Вечернее небо над крепостью все явственнее отсвечивает оранжевым — от множества городских огней. На этом фоне отчетливо видно, как поросли быльем кромки стен и полуобрушенных башен.
Венгры уезжали в Пятигорск по Военно-Грузинской дороге. Мы распрощались в Мцхете, древней столице Иберии, у стен Свети-Цховели, что в переводе на русский значит — «Древо жизни».
Это — один из трех величайших соборов грузинского средневековья. С ним связана поучительная легенда о жестоком патриархе Мелхисдеке, повелевшем отрубить правую руку зодчему Арсукисдзе — чтоб нигде не появилось ничего равного мцхетскому кафедралу. В подтверждение легенды вам охотно покажут высеченное из камня изображение отрубленной по плечо руки с орудием зодчего — строительным угольником. Оно виднеется на большой высоте, над вытянутой кверху аркатурой одного из фасадов.
Внутри кафедрала испытываешь прежде всего ощущение грандиозности, уводящей взгляд к небу. Когда-то все здесь было сплошь расписано фресками; вероятно, тем самым усиливалось впечатление цельной огромности внутреннего пространства. От древней росписи сохранились лишь немногие куски, все остальное просто побелено.

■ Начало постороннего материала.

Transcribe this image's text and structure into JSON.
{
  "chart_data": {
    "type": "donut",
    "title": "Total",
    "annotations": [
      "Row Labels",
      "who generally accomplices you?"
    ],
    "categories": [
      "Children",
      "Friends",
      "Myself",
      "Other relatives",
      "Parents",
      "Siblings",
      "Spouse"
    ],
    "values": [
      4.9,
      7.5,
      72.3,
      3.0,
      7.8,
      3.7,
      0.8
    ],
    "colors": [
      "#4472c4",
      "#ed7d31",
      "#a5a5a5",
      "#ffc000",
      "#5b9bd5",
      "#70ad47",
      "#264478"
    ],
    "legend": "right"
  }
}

Тут похоронены основатель Тбилиси царь Вахтанг, последний царь Грузии Ираклий Второй, князья из рода Багратионов Мухранских; от вделанных в камень пола надгробных плит веет холодом.
Кажется, это одно из немногих в Грузии памятных мест, не согретых любовью.
В обширном дворе вдоль высоких стен, сложенных из дикого камня, обточенного водой и обветренного веками, бегают дети. Долговязая девочка в майке и голубых лыжных штанах взобралась на верхний уступ — туда, где у бойниц стояли воины. Когда вокруг все пылало и рушилось под ударами иноверцев, христианские соборы оборонялись, как крепости. Как единственные твердыни национального единства.
Еще один взгляд, чтобы охватить и запомнить все: восточный фасад с аккордом пяти связанных арок, стремительно нарастающих к средней, стройную четкость общего силуэта с вершиной шатрового купола в синем небе; голоса перекликающихся детей…
Пора прощаться. Клара Сёлеши последний раз щелкает затвором фотоаппарата.
Янош Гере вытряхивает золу из трубки.
— Пожалуйста, приезжайте к нам.
Я уже знаю кое-что об этом человеке; он попросился на год председателем в сельскохозяйственный кооператив из отстающих, теперь там хорошо вспоминают о нем. Знаю кое-что и о Ласло Камонди. Знаю, что рано постаревшего Киша, друга Атиллы Йожефа, подвешивали во времена Хорти за волосы в охранке. Он удивительно молчалив и, кажется, очень насмешлив; когда процеживает словечко по-венгерски, все дружно хохочут. Теперь он стоит в стороне и смотрит, посмеиваясь, как мы обнимаемся на прощанье. А затем и сам подходит проститься, и в темно-карих усталых глазах с желтоватыми белками вдруг угасает лукавый огонек; он кладет мне на плечо руку. Молчит, глядя в лицо. И вдруг произносит очень тихо и как-то смущенно: «Здравствуй, товарищ!»